AFRIK : Le titre de votre essai est une phrase exclamative. Demain, c’est nous ! est-ce une acclamation ? une affirmation ou une invitation ?

Keita Stephenson : Le titre du livre m’est venu en discutant avec de jeunes bacheliers et des apprentis. Ils s’inquiétaient de ce que la société ne leur propose aucun avenir, que le discours politique ambiant, en Guyane comme en Métropole, ne présentait l’avenir qu’en termes comptables. L’absence de rêves, l’absence de perspectives. C’est alors que je me suis dit que l’avenir c’est nous qui le faisons. Chacun d’entre nous, individuellement et collectivement à la fois. Demain, c’est nous, est à la fois une simple évidence qu’il nous faut rappeler, et une invitation aux nouvelles générations à se prendre en main.

AFRIK : Votre essai est un exposé critique de la réalité sociopolitique et de la situation absurde d’une région française enclavée au milieu de l’Amazonie. Quel est ce qui vous a motivé à écrire ce livre aujourd’hui ?

K.S. : La situation de la Guyane est juste une étrangeté des temps modernes. Depuis que je suis enfant, je me demande comment il se fait que, juste à une quarantaine de kilomètres de chez moi, on lance des fusées donnant accès à la télévision, la téléphonie, ou la communication, à des millions d’êtres humains dans le monde, tandis que mon propre foyer n’a accès qu’à quelques chaines de télévision, fonctionnant une fois sur deux, interrompue à cause d’une averse, et que la couverture locale en téléphone mobile ou internet est équivalente à un pays dit sous-développé. Quelque chose sonne faux. Et puis, ces dernières années, j’ai compris que le modèle de rattrapage dans lequel on avait enfermé la Guyane comme les outremers, était juste une chimère. La crise que traverse l’Europe dont la Guyane est atrocement dépendante, l’émergence comme puissance mondiale du Brésil, voisin de la Guyane avec lequel nous n’avons quasiment aucun contact, m’ont poussé à dire ce que ma génération espère, ce à quoi elle rêve, et ce dont elle est capable.

AFRIK : Vous avez à peine trente ans. Ce n’est pas trop jeune pour poser un regard et proposer tout un projet à un pays ?

K.S. : Guyane, je suis déjà vieux. La majorité de la population a moins de vingt ans, et la Guyane restera un pays jeune au moins jusqu’en 2040. Pour tout vous dire, je pense même que nous n’avons que trop tardé- la génération des trentenaires, à nous rassembler pour prendre en main le destin de notre pays. Ceux qui nous dirigent ne sont pas seulement vieux, ils ont surtout l’âge dépassé de leurs préjugés.
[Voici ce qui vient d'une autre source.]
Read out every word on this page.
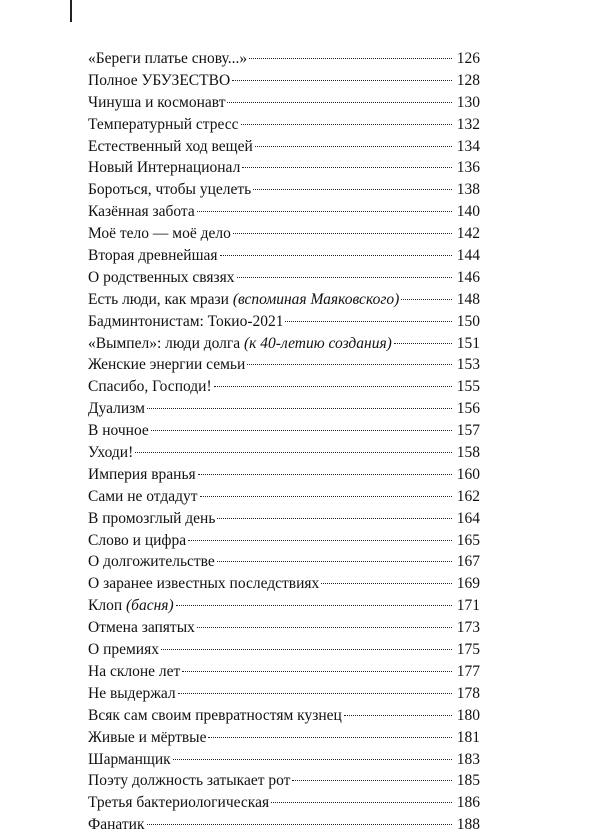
«Береги платье снову...»	126
Полное УБУЗЕСТВО	128
Чинуша и космонавт	130
Температурный стресс	132
Естественный ход вещей	134
Новый Интернационал	136
Бороться, чтобы уцелеть	138
Казённая забота	140
Моё тело — моё дело	142
Вторая древнейшая	144
О родственных связях	146
Есть люди, как мрази (вспоминая Маяковского)	148
Бадминтонистам: Токио-2021	150
«Вымпел»: люди долга (к 40-летию создания)	151
Женские энергии семьи	153
Спасибо, Господи!	155
Дуализм	156
В ночное	157
Уходи!	158
Империя вранья	160
Сами не отдадут	162
В промозглый день	164
Слово и цифра	165
О долгожительстве	167
О заранее известных последствиях	169
Клоп (басня)	171
Отмена запятых	173
О премиях	175
На склоне лет	177
Не выдержал	178
Всяк сам своим превратностям кузнец	180
Живые и мёртвые	181
Шарманщик	183
Поэту должность затыкает рот	185
Третья бактериологическая	186
Фанатик	188
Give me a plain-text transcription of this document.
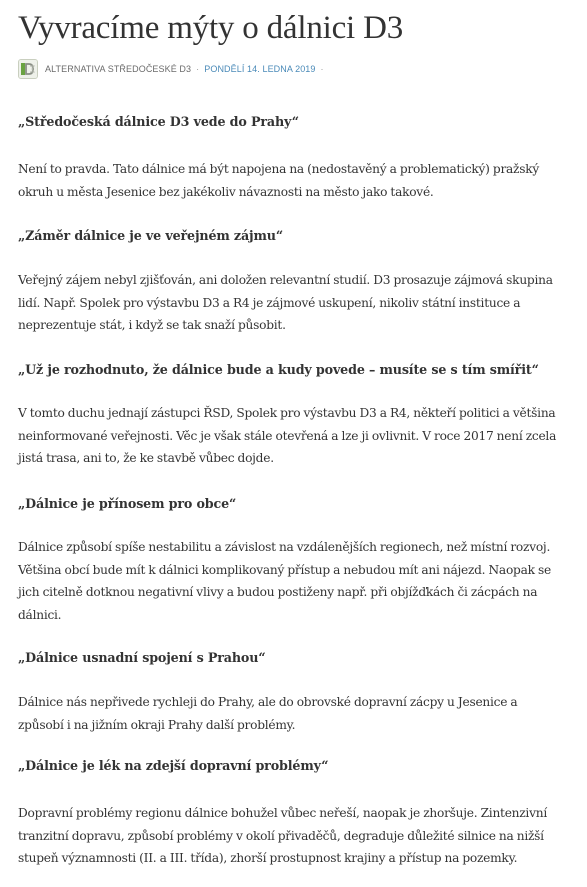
Vyvracíme mýty o dálnici D3
ALTERNATIVA STŘEDOČESKÉ D3 · PONDĚLÍ 14. LEDNA 2019 ·

„Středočeská dálnice D3 vede do Prahy“

Není to pravda. Tato dálnice má být napojena na (nedostavěný a problematický) pražský

okruh u města Jesenice bez jakékoliv návaznosti na město jako takové.

„Záměr dálnice je ve veřejném zájmu“

Veřejný zájem nebyl zjišťován, ani doložen relevantní studií. D3 prosazuje zájmová skupina

lidí. Např. Spolek pro výstavbu D3 a R4 je zájmové uskupení, nikoliv státní instituce a

neprezentuje stát, i když se tak snaží působit.

„Už je rozhodnuto, že dálnice bude a kudy povede – musíte se s tím smířit“

V tomto duchu jednají zástupci ŘSD, Spolek pro výstavbu D3 a R4, někteří politici a většina

neinformované veřejnosti. Věc je však stále otevřená a lze ji ovlivnit. V roce 2017 není zcela

jistá trasa, ani to, že ke stavbě vůbec dojde.

„Dálnice je přínosem pro obce“

Dálnice způsobí spíše nestabilitu a závislost na vzdálenějších regionech, než místní rozvoj.

Většina obcí bude mít k dálnici komplikovaný přístup a nebudou mít ani nájezd. Naopak se

jich citelně dotknou negativní vlivy a budou postiženy např. při objížďkách či zácpách na

dálnici.

„Dálnice usnadní spojení s Prahou“

Dálnice nás nepřivede rychleji do Prahy, ale do obrovské dopravní zácpy u Jesenice a

způsobí i na jižním okraji Prahy další problémy.

„Dálnice je lék na zdejší dopravní problémy“

Dopravní problémy regionu dálnice bohužel vůbec neřeší, naopak je zhoršuje. Zintenzivní

tranzitní dopravu, způsobí problémy v okolí přivaděčů, degraduje důležité silnice na nižší

stupeň významnosti (II. a III. třída), zhorší prostupnost krajiny a přístup na pozemky.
Je ne vois pas pourquoi dans ce contexte, on ferait l’économie des expressions et des idées de la génération issue de l’intifada guyanaise.

AFRIK : Vous posez le postulat selon lequel la Guyane a tous les potentiels pour se développer, mais qu’elle est en quelque sorte empêchée. Avec la crise que traverse justement la France et l’Union européenne, comment mettre en œuvre l’investissement que vous appelez de vos vœux ?

K.S. : Mes études universitaires étaient consacrées au droit international et au développement économique. J’ai eu l’occasion de vivre et travailler en Islande, un pays qui a quasiment la même superficie et la même population que la Guyane. J’y ai découvert que le développement y était possible. J’y ai aussi découvert et exploré les travers qui ont conduit à la faillite bancaire d’un pays développé, et qui s’en sort aujourd’hui grâce à des choix hétérodoxes. Tout ceci m’a convaincu qu’il n’y avait pas de fatalité pour la Guyane, et que le projet de développement n’était pas une simple question administrative ou comptable, mais avant tout sociale et culturelle. La Guyane n’a pas besoin d’un cadre institutionnel ou d’un projet économique, mais elle a d’abord besoin d’un projet de société qui détermine le cadre adapté et les moyens de son essor économique. C’est en tout cas, la thèse que je défends, et qui est propre à la Guyane.